The election of Cardinal Joseph Ratzinger as Pope Benedict XVI predictably provoked anxious comment in the Western media because of his role as a defender of orthodoxy. Was he not someone who had said that non-Roman Catholic churches were not churches in the fullest sense? Yet in a fascinating conversation I had with him some three years ago he said that an ecclesial community, because it is ecclesial, must have the marks of the Church, and that Anglicans had them in a very deep way. Faced with the challenge of secularism in Europe, Christians needed each other for the work of mission: “No one of us can do it alone.” In answer to my question about how he understood the celebration of the Eucharist in churches — ecclesial communities — whose orders the Catholic Church did not recognise as valid, he replied that in such celebrations there was indeed a true feeding on Christ, and therefore there was a real and transforming grace.

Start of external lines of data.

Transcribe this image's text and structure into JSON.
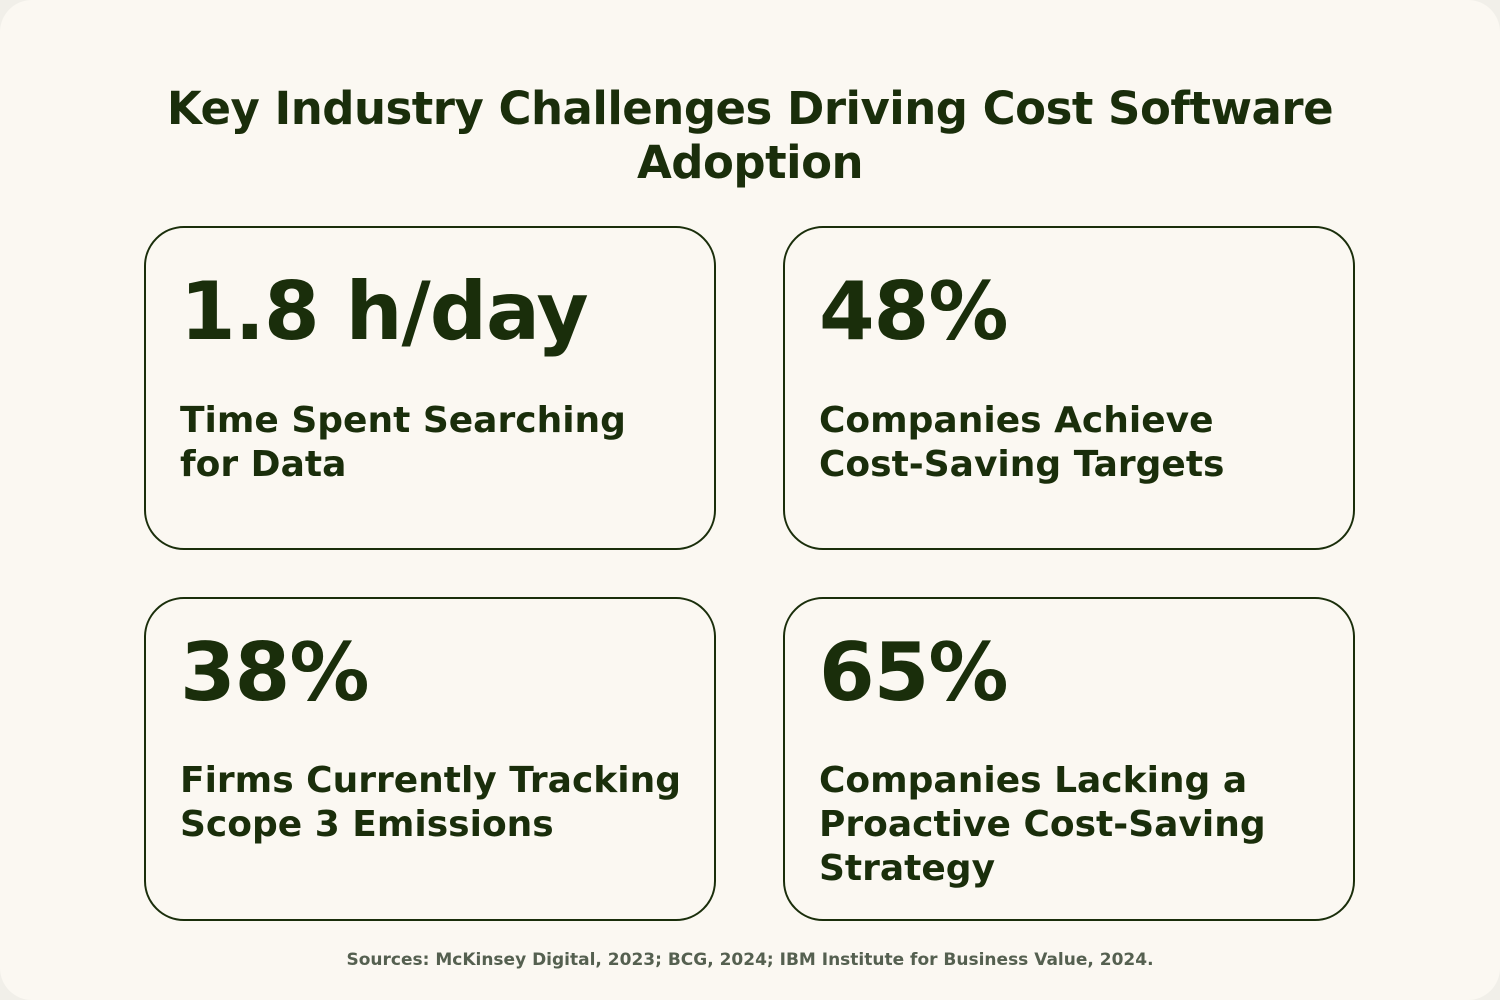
{
  "title": "Key Industry Challenges Driving Cost Software Adoption",
  "cards": [
    {
      "stat": "1.8 h/day",
      "description": "Time Spent Searching for Data"
    },
    {
      "stat": "48%",
      "description": "Companies Achieve Cost-Saving Targets"
    },
    {
      "stat": "38%",
      "description": "Firms Currently Tracking Scope 3 Emissions"
    },
    {
      "stat": "65%",
      "description": "Companies Lacking a Proactive Cost-Saving Strategy"
    }
  ],
  "sources": "Sources: McKinsey Digital, 2023; BCG, 2024; IBM Institute for Business Value, 2024.",
  "colors": {
    "background": "#fbf8f2",
    "text": "#1a2e0b",
    "border": "#1a2e0b",
    "sources_text": "#556050"
  }
}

I remembered that warm conversation when I studied the new Pope’s first message at the end of the conclave. He spoke of the grace of Christ in the Eucharist as that which must sustain and transform. He spoke of his own “primary commitment” and “compelling duty” to work towards “the full and visible unity of all Christ’s followers”. Expressions of good feelings, he said, are not enough; concrete gestures are required, and above all “ that interior conversion which is the basis for all progress on the road of ecumenism”. All are summoned to a purification of memory to receive the full truth of Christ, whose searching judgment at the end will ask of us “what we did and what we did not do for the great good that is the full and visible unity of all His disciples.”
On the eve of His Passion Jesus prayed for His disciples that “they might be one, that the world might believe”. The urgency of Christian unity lies here — it is for the sake of the divided world which God so loved that He gave His only Son. That self-giving love which is the very life of God is the heart and source of unity. The love of God sustains the love of our neighbour.
We glimpsed something of what the global unity of the human family might mean in the great gatherings in Rome. The crowds of young people showed us that the deep things of the Spirit still touch hearts and minds. The Gospel of the love of God has deeper and truer things to say about our human flourishing than the mocking cynicism of much journalism, and political campaigns — even in the present election — which seem more concerned with appeals to human selfishness than with a genuinely transforming vision for society with all that that costs. The Lord told Peter that when he was converted he was to strengthen his brethren. Our prayer for Pope Benedict, and which he would surely want us to offer, is that he may do just that.